December durable goods orders data are out, and the numbers aren't pretty.
Here's a quick roundup:TOTAL ORDERS: -4.3%, 1.8% expected, previous revised down to 2.6% from 3.5% TOTAL ORDERS EX-TRANSPORTATION: -1.6%, 0.5% expected, previous revised down to 0.1% from 1.2% ORDERS OF NONDEFENSE CAPITAL GOODS EX-AIRCRAFT: -1.3%, 0.3% expected, previous revised down to 2.6% from 4.5% SHIPMENTS OF NONDEFENSE CAPITAL GOODS EX-AIRCRAFT: -0.2%, 0.1% expected, previous revised down to 2.3% from 2.8%
The expiration of investment tax credits at year-end likely boosted November orders. If anything, this would likely have had a positive effect on December orders as well, but the numbers suggest otherwise.

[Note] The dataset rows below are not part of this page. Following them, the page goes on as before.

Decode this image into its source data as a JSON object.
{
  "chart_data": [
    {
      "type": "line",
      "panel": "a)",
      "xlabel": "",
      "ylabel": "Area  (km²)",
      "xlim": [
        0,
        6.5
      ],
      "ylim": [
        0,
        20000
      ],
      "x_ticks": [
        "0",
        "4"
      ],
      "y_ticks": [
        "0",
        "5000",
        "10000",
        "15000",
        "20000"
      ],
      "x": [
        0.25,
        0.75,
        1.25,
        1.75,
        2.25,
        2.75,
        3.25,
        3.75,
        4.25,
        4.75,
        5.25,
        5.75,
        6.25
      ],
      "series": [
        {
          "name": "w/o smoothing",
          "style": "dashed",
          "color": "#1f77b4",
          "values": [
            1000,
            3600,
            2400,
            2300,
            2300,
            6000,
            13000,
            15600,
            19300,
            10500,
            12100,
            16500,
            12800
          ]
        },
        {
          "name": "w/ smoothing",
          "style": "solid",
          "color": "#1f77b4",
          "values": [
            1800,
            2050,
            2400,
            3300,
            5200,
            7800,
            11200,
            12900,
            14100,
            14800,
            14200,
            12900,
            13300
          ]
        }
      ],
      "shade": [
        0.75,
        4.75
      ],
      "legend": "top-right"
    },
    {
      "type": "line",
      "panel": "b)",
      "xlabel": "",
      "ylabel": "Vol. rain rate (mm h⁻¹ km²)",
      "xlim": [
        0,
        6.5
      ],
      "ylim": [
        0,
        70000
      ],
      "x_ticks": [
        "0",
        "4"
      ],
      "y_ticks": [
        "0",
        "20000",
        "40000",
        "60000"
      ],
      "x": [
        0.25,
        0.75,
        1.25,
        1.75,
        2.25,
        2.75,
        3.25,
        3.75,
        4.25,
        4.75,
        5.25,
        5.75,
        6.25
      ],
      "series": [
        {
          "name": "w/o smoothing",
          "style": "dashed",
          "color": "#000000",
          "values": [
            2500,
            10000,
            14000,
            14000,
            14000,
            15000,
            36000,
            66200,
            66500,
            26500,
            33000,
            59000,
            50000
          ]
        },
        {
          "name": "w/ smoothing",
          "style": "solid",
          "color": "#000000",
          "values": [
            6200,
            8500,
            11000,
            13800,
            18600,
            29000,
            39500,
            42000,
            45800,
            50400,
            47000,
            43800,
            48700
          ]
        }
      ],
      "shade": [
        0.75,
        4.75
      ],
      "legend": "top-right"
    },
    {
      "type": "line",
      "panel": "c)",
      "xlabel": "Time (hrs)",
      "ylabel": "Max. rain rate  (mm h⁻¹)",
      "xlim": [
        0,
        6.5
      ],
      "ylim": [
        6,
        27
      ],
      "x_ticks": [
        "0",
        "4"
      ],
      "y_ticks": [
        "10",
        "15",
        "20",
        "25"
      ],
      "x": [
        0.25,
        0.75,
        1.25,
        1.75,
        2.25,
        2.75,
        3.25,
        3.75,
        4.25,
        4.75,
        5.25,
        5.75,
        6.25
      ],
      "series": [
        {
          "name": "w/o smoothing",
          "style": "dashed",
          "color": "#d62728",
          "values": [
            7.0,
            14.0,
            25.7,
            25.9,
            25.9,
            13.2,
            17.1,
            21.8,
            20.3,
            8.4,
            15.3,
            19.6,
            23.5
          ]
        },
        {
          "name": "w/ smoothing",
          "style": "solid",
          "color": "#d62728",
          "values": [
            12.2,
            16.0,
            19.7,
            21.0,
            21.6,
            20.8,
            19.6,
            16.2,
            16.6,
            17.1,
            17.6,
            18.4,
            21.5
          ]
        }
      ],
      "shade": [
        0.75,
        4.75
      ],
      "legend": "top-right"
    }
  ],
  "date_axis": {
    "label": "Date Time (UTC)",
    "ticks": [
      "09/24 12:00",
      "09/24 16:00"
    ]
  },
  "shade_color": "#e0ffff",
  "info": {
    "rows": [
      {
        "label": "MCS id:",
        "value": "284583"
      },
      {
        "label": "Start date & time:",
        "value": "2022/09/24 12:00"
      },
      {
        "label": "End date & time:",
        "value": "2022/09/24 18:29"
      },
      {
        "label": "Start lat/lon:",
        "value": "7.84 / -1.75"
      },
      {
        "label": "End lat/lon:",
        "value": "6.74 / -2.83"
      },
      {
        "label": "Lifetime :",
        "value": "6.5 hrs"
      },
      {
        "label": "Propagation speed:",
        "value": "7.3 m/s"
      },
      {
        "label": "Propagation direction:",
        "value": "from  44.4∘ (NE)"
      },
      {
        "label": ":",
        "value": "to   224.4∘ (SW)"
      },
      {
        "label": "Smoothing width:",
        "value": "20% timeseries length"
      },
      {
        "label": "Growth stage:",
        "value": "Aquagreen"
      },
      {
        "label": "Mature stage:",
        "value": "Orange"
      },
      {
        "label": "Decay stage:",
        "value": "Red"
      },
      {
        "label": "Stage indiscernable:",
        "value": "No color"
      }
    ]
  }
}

This release does not augur well for the outlook for business investment, which is said to be one of the key missing links in the U.S. economic recovery. Meanwhile, it also dovetails with other weak December economic data releases we've seen, like the nonfarm payrolls and new home sales reports (in both, weakness was attributed to bad weather).
"This was a very weak report, and it suggests that the U.S. economy ended the year on very weak footing," says Millan Mulraine, deputy head of U.S. research and strategy at TD Securities.
"In some sense, the weak tone of this report could take on added significance since it is unlikely to have been due to weather conditions, and in that regard it provides a much cleaner gauge on the underlying tone of domestic economic activity in December."
S&P 500 futures are about 6 points lower than prior to the release, but are still positive on the day. 10-year U.S. Treasury futures, which were negative before the release, are now up 0.2%, and the yield on the 10-year note is 2.74%, one basis point below yesterday's close.